- Joined
- Nov 4, 2017
First, the suits in change in Hollywood have gone deep with franchises, trying to bank on the nerd crowd and their autism (cf. the video game industry and the whales). So they make film after film, which will enviably destroy the original's qualities no matter how talented and well-meaning any of the crew actually are (and, of course, they are often not talented or well-meaning). Secondly, the directors and writers are also want to be seen as serious, deep and highly relevant to our era, so often push in a lot of woke SJW ideology into their works, which makes them feel like they are deep intellectuals with new and important to say, all while pushing the same copy-paste ideas that have been around since the 60's and is jarring with the original's established lore and tone.

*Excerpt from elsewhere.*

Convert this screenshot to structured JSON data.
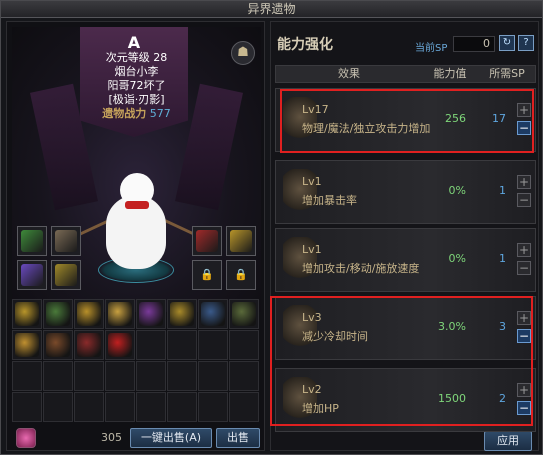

M;lking the fandom because they have no other personality than consuming our media was a tactic that worked for a long time. They seem to have finally pushed things to far and the fanbases, finally, aren't having it.
George Lucas himself got that ball rolling in RotJ with the rebel fleet hilariously outnumbered and yet still win a "knife fight in a phonebooth" brawl against the Imperial fleet. And later the lighting storm in Dark Empire which RotS seems to cribbing from.
Afaik only the Adventures of the Galaxy Rangers, and Exosquad avoided using deus ex machina to defeat the superior villian fleets at the end of their series.
TBF Lucas at least addressed that. The Star Destroyers were just there to keep the Rebels from escaping, the Death Star 2.0 was supposed to finish them off, because the Empire wanted Luke feeling as much rage as he could watching the Alliance Fleet getting picked off one by one. Ackbar moved the Fleet to be too close to target. Once the Executor and the DS 2.0 went boom, it wouldn't be the only example of a superior force falling apart for want of command.
It also seemed implied to me from the films that the MCCs were superior to ISD, they just didn't have as many of them and could be overwhelmed.
Which is one the things I didn't like from the "special" editions. OG release had them yub-yubbing on Endor, but very easy to imply the Rebels had won the day but a hard fight still awaited them; they were almost assured to prevail now that the evil emperor was gone, but lots of work lay ahead. The special editions showed revolts on other worlds, implying the Empire was completely imploding within hours of Emperor's death.
I mean there are other plot holes - like why the fleet sat and waited for their special forces team instead of immediately trying to punch a hole and get whatever ships they could out of the system (half the imperial navy is there waiting for you, your single company of infantry - that you can't contact - may have some unexpected opposition. You've got a galaxy-sized army, just have storm troopers link arms and form a human chain around the generator) - that I'm willing to over look because 'we're going to wait and hope they don't know about our ground assault force' keeps the action moving.
Also Exosquad was a better show than it had any right to be.